Djata sedang duduk meluruskan kaki di lantai teras paviliun saat Nirwa dan Jagad tiba. Nirwa mempercepat langkah ke arah Djata yang berdiri menyambutnya.
"Kenalin, kakakku, Djata!" ucap Nirwa membalikkan badan, berhadapan dengan Jagad, bersisian dengan Djata.
Djata mengulurkan tangannya pada Jagad dengan senyum di wajah, meski tak suka diperkenalkan sebagai kakak.

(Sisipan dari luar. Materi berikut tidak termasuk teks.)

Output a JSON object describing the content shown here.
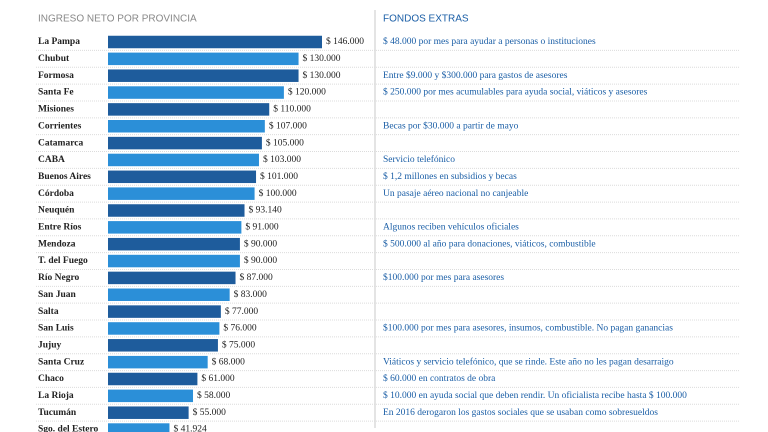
{
  "chart_data": {
    "type": "bar",
    "orientation": "horizontal",
    "title": "INGRESO NETO POR PROVINCIA",
    "notes_title": "FONDOS EXTRAS",
    "categories": [
      "La Pampa",
      "Chubut",
      "Formosa",
      "Santa Fe",
      "Misiones",
      "Corrientes",
      "Catamarca",
      "CABA",
      "Buenos Aires",
      "Córdoba",
      "Neuquén",
      "Entre Ríos",
      "Mendoza",
      "T. del Fuego",
      "Río Negro",
      "San Juan",
      "Salta",
      "San Luis",
      "Jujuy",
      "Santa Cruz",
      "Chaco",
      "La Rioja",
      "Tucumán",
      "Sgo. del Estero"
    ],
    "values": [
      146000,
      130000,
      130000,
      120000,
      110000,
      107000,
      105000,
      103000,
      101000,
      100000,
      93140,
      91000,
      90000,
      90000,
      87000,
      83000,
      77000,
      76000,
      75000,
      68000,
      61000,
      58000,
      55000,
      41924
    ],
    "value_labels": [
      "$ 146.000",
      "$ 130.000",
      "$ 130.000",
      "$ 120.000",
      "$ 110.000",
      "$ 107.000",
      "$ 105.000",
      "$ 103.000",
      "$ 101.000",
      "$ 100.000",
      "$ 93.140",
      "$ 91.000",
      "$ 90.000",
      "$ 90.000",
      "$ 87.000",
      "$ 83.000",
      "$ 77.000",
      "$ 76.000",
      "$ 75.000",
      "$ 68.000",
      "$ 61.000",
      "$ 58.000",
      "$ 55.000",
      "$ 41.924"
    ],
    "notes": [
      "$ 48.000 por mes para ayudar a personas o instituciones",
      null,
      "Entre $9.000 y $300.000 para gastos de asesores",
      "$ 250.000 por mes acumulables para ayuda social, viáticos y asesores",
      null,
      "Becas por $30.000 a partir de mayo",
      null,
      "Servicio telefónico",
      "$ 1,2 millones en subsidios y becas",
      "Un pasaje aéreo nacional no canjeable",
      null,
      "Algunos reciben vehículos oficiales",
      "$ 500.000 al año para donaciones, viáticos, combustible",
      null,
      "$100.000 por mes para asesores",
      null,
      null,
      "$100.000 por mes para asesores, insumos, combustible. No pagan ganancias",
      null,
      "Viáticos y servicio telefónico, que se rinde. Este año no les pagan desarraigo",
      "$ 60.000 en contratos de obra",
      "$ 10.000 en ayuda social que deben rendir. Un oficialista recibe hasta $ 100.000",
      "En 2016 derogaron los gastos sociales que se usaban como sobresueldos",
      null
    ],
    "colors": [
      "#1e5c9c",
      "#2b8fd8"
    ]
  }
}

"Jagad," ucap lelaki yang menjabat tangan Djata segera. Jagad mengerti arti kakak yang dimaksud Nirwa, karena ia tahu, Nirwa anak tunggal.
Insting lelaki keduanya seketika bekerja, mereka adalah rival. Tapi, tidak bersikap saling memusuhi.
"Aku langsung balik aja ya, Nir, udah malam." Jagad berpamitan. Ia sadar diri, belum siap adu kecakapan dengan Djata untuk memenangkan gadis di hadapan mereka. Sudah pasti Djata lebih banyak tahu dan mengerti Nirwa dibanding dirinya.
"Iya deh, makasih ya Gad, udah mau direpotin," balas Nirwa seraya mengantar Jagad hingga ke pintu pagar.
Nirwa kembali dan membuka pintu rumah, mengajak Djata masuk.
"Seangkatan?" Djata duduk bersandar ke dinding.
"Iya, aku kan pernah cerita. Dia yang nemenin aku ke Ngawi kemarin," jawab Nirwa menjatuhkan tasnya di dekat Djata sambil tetap berdiri.
"Oh. Barusan dari mana?"
"Perpustakaan keraton. Kamu penasaran kan aku ngapain .... Bentar ya, aku bikinin kamu minum dulu." Nirwa hendak melangkah menuju dapur ketika dihentikan Djata.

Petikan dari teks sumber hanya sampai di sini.